Sun Sentinel Palm Beach Edition
Antitrust inquiry targets Google
Facebook also faces scrutiny in another investigative action
WASHINGTON — Forty-eight states, led by Texas, and the District of Columbia and Puerto Rico announced an investigation into Google’s “potential monopolistic behavior.”
The Monday announcement closely followed one from a separate group of states Friday that disclosed an investigation into Facebook’s market dominance.
The two probes widen the antitrust scrutiny of big tech companies beyond sweeping federal and congressional investigations and enforcement action by European regulators.
Nebraska attorney general Doug Peterson, a Republican, said at a news conference held in Washington that 50 attorneys general joining together sends a “strong message to Google.”
California and Alabama are not part of the investigation.
Tara Gallegos, a spokeswoman for California Attorney General Xavier Becerra, declined to confirm or deny any state investigation and would not comment on the announcement by the other states.
Mike Lewis, a spokesman for Alabama Attorney General Steve
Marshall, also said the state’s legal team had no comment on the probe.
The news conference featured a dozen Republican attorneys general plus the Democratic attorney general of Washington, D.C.
Google’s parent company, Alphabet, has a market value of more than $820 billion and controls so many facets of the internet that it’s impossible to surf the web for long without running into at least one of its services.
Google’s dominance in online search and advertising enables it to target millions of consumers for their personal data.
Google expects the state authorities will ask the company about past similar investigations in the U.S. and internationally, senior vice president of global affairs Kent Walker wrote in a blog post Friday.

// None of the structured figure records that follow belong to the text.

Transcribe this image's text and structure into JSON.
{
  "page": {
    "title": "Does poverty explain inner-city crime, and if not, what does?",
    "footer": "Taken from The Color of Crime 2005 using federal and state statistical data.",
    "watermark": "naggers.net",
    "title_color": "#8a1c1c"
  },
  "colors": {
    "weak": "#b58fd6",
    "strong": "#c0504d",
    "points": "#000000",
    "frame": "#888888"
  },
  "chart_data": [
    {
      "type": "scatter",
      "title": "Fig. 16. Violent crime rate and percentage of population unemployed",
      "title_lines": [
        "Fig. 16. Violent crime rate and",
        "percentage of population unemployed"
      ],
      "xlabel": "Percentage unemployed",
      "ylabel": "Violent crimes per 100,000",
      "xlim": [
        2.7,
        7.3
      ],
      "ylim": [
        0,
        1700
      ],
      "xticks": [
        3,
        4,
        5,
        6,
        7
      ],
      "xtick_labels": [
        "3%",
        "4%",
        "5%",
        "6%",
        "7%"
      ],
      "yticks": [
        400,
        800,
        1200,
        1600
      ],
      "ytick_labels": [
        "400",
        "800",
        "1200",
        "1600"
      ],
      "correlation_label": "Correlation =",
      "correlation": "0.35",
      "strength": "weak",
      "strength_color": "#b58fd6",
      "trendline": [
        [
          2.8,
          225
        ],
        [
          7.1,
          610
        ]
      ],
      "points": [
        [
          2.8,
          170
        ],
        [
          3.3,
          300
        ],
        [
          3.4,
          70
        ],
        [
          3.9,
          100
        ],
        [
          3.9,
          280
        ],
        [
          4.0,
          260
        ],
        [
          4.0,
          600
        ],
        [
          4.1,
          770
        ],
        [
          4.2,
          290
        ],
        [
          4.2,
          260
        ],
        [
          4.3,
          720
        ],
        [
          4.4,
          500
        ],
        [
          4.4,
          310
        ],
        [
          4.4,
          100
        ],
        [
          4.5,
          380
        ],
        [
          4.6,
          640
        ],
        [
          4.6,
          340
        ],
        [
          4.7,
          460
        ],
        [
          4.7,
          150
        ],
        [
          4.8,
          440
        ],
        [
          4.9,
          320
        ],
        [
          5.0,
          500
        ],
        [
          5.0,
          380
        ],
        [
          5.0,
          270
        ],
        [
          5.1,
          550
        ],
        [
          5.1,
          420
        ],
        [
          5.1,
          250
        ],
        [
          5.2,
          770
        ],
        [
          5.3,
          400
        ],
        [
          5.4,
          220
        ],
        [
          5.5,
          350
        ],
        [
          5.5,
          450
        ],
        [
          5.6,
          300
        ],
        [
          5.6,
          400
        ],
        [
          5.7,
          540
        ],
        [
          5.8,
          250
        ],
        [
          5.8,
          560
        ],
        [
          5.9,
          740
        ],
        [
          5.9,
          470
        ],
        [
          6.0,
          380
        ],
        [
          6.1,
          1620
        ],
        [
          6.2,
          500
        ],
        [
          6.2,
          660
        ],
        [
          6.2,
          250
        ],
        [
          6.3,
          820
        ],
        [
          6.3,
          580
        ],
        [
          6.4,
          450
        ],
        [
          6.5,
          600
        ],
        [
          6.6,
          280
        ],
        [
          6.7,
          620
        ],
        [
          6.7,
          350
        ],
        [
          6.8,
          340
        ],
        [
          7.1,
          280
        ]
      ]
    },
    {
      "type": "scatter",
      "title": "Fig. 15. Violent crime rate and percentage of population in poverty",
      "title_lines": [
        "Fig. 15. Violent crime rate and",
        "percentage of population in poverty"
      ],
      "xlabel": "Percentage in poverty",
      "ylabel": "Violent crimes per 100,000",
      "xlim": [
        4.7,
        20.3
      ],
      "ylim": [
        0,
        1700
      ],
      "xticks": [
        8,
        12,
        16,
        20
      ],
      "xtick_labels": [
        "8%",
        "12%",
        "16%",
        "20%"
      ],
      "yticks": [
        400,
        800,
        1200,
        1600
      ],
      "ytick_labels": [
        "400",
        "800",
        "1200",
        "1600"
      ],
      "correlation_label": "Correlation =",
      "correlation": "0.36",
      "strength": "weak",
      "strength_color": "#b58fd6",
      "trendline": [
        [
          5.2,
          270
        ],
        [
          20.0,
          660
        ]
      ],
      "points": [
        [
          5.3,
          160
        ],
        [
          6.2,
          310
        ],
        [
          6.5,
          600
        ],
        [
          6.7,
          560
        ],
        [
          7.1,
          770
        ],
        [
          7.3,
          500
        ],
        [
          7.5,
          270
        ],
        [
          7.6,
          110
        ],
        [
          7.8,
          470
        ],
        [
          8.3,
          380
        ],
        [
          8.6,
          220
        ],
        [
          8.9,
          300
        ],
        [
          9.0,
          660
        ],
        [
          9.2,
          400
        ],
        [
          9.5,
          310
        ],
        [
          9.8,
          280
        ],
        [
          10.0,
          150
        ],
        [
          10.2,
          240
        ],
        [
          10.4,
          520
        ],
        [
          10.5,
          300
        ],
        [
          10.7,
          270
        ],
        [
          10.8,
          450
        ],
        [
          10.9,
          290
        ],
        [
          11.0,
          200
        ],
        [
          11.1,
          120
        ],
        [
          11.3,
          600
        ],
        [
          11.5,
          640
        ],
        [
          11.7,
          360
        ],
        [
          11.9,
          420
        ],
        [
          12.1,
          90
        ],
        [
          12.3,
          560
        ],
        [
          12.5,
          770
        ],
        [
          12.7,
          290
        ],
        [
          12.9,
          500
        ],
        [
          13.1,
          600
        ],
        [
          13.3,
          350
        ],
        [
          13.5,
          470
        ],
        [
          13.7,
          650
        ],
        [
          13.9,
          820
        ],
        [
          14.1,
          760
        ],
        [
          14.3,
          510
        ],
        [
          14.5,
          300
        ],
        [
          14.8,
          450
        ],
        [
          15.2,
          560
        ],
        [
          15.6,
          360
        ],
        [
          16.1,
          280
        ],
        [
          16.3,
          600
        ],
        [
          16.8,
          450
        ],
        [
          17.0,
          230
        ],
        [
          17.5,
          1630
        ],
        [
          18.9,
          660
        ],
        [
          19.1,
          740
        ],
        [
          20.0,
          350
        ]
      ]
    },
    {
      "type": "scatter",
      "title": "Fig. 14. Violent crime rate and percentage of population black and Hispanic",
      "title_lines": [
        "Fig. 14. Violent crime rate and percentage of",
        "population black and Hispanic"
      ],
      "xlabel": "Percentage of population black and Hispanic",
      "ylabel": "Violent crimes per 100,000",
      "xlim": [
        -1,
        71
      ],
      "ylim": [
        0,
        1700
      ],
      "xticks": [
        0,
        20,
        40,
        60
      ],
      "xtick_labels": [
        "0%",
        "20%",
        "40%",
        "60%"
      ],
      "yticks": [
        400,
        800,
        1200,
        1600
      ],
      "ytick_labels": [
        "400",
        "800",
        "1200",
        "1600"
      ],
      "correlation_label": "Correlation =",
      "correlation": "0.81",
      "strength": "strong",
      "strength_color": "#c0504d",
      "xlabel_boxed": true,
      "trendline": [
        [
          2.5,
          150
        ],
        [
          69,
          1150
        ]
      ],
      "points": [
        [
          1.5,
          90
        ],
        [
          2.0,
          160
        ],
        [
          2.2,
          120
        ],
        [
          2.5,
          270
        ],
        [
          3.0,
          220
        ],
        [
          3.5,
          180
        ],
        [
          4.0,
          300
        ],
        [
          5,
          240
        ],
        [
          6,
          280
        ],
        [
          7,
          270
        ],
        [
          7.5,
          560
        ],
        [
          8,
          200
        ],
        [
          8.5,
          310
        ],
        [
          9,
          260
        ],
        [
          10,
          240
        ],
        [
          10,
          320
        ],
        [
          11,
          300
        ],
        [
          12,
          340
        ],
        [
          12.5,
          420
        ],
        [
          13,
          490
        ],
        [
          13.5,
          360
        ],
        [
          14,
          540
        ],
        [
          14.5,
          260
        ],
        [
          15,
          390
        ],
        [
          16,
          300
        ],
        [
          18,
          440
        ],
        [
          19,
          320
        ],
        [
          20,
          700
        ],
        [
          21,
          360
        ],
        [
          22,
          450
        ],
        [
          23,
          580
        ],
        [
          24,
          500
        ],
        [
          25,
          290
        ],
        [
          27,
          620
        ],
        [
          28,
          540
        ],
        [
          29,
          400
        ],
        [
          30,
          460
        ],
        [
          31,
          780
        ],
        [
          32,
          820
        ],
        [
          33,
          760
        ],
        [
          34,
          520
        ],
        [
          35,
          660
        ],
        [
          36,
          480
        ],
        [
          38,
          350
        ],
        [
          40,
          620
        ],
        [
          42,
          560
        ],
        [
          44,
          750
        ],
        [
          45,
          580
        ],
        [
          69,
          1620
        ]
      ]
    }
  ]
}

Critics often point to Google’s 2007 acquisition of online advertising company DoubleClick as pivotal to its advertising dominance. Europe’ s anti trust regulators slapped Google with a $1.7 billion fine in March for unfairly inserting exclusivity clauses into contracts with advertisers, disadvantaging rivals in the online ad business.
One outcome antitrust regulators might explore is forcing Google to spin off search as a separate company, experts say.
Regulators also could focus on areas such as Google’s popular video site
YouTube, an acquisition Google scored in 2006.
Joining Texas Attorney General Ken Paxton, a Republican, in the investigation are the attorneys general of almost all U.S. states and the District of Columbia.
Google has long argued that although its businesses are large, they are useful and beneficial to consumers.
“Google is one of America’s top spenders on research and development, making investments that spur innovation,” Walker wrote. “Things that were science fiction a few years ago are now free for everyone — translating any language instantaneously, learning about objects by pointing your phone, getting an answer to pretty much any question you might have.”
But federal and state regulators and policymakers are growing more concerned not just with the company’s impact on ordinary internet users, but also on smaller companies striving to compete in Google’s markets.
Experts believe the investigation could focus on at least one of three areas that have caught regulators’ eyes.
A good first place to look might be online advertising. Google will control 31.1% of global digital ad dollars in 2019, according to eMarketer estimates, crushing a distant second-place Facebook.
“There’s definitely concern on the part of the advertisers themselves that Google wields way too much power in setting rates and favoring their own services over others,” King said.